The play is a satire of the medical field, as the lead, Organ, is a classic hypochondriac. His daughter Angelical is an Inamorata (a lover), her partner being the man she wishes to marry. Organ has plans for her to marry a doctor, seeing as he’s “ill” and a doctor in the family would benefit himself. Their maid Continent is the equivalent of a Comedic servant. The Imaginary Invalid showcases certain ideals of the Renaissance, such as the importance of each individual, and that the greatest part of being human is the humans free will to choose.
Angelical comes to her father expecting to have his blessing in her marrying the man of her dreams. Organ seems to be more than willing to consent, even satisfied with what he has heard of the man, until they gather that they are not talking about the same person. Before the Renaissance, there was no compromise – the only word that mattered was the father’s. The plays controversial comedy also reflected values of the Renaissance. It as a source of entertainment produced for people’s enjoyment regardless of the Church’s disapproval.

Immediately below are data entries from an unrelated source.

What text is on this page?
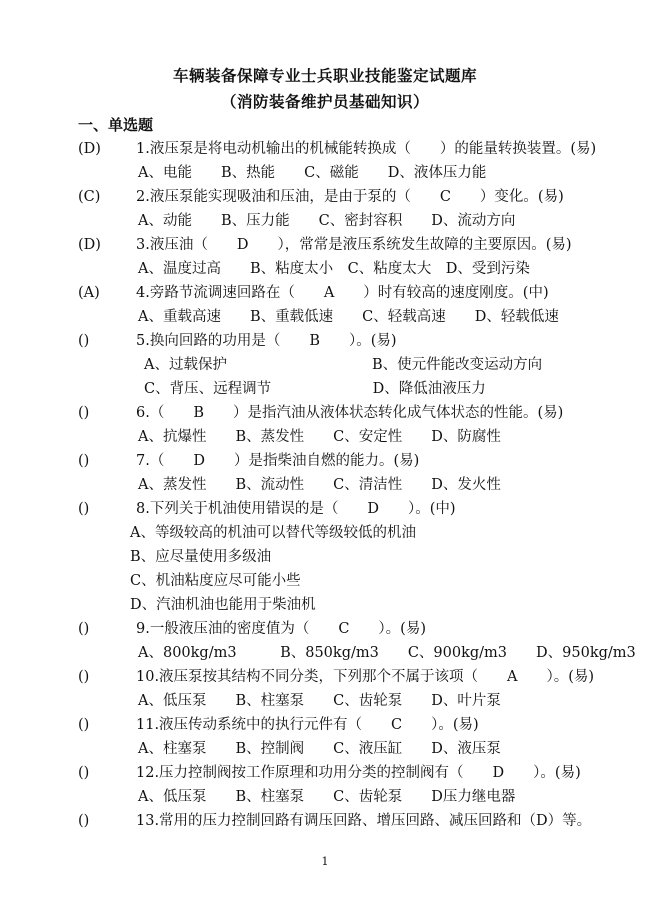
车辆装备保障专业士兵职业技能鉴定试题库
（消防装备维护员基础知识）
一、单选题
(D) 1.液压泵是将电动机输出的机械能转换成（　　）的能量转换装置。(易)
A、电能　　B、热能　　C、磁能　　D、液体压力能
(C) 2.液压泵能实现吸油和压油，是由于泵的（　　C　　）变化。(易)
A、动能　　B、压力能　　C、密封容积　　D、流动方向
(D) 3.液压油（　　D　　），常常是液压系统发生故障的主要原因。(易)
A、温度过高　　B、粘度太小　C、粘度太大　D、受到污染
(A) 4.旁路节流调速回路在（　　A　　）时有较高的速度刚度。(中)
A、重载高速　　B、重载低速　　C、轻载高速　　D、轻载低速
()	5.换向回路的功用是（　　B　　）。(易)
A、过载保护　　　　　　　　　　B、使元件能改变运动方向
C、背压、远程调节　　　　　　　D、降低油液压力
()	6.（　　B　　）是指汽油从液体状态转化成气体状态的性能。(易)
A、抗爆性　　B、蒸发性　　C、安定性　　D、防腐性
()	7.（　　D　　）是指柴油自燃的能力。(易)
A、蒸发性　　B、流动性　　C、清洁性　　D、发火性
()	8.下列关于机油使用错误的是（　　D　　）。(中)
A、等级较高的机油可以替代等级较低的机油
B、应尽量使用多级油
C、机油粘度应尽可能小些
D、汽油机油也能用于柴油机
()	9.一般液压油的密度值为（　　C　　）。(易)
A、800kg/m3　　　B、850kg/m3　　C、900kg/m3　　D、950kg/m3
()	10.液压泵按其结构不同分类，下列那个不属于该项（　　A　　）。(易)
A、低压泵　　B、柱塞泵　　C、齿轮泵　　D、叶片泵
()	11.液压传动系统中的执行元件有（　　C　　）。(易)
A、柱塞泵　　B、控制阀　　C、液压缸　　D、液压泵
()	12.压力控制阀按工作原理和功用分类的控制阀有（　　D　　）。(易)
A、低压泵　　B、柱塞泵　　C、齿轮泵　　D压力继电器
()	13.常用的压力控制回路有调压回路、增压回路、减压回路和（D）等。
1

While contrasting to the celebrated Renaissance, the Middle Ages were essential for setting the stage for the remarkable era. The Renaissance remains an impressive time period, considering the immense growth of human knowledge and achievements. The arts held a position of utmost importance, and they allowed people to express themselves in many ways. This feeds directly into the number one new value of the time: humanism. Without the arts, there would have been no Renaissance, and in turn, life today would be strikingly different. Works Cited Beck, Roger B.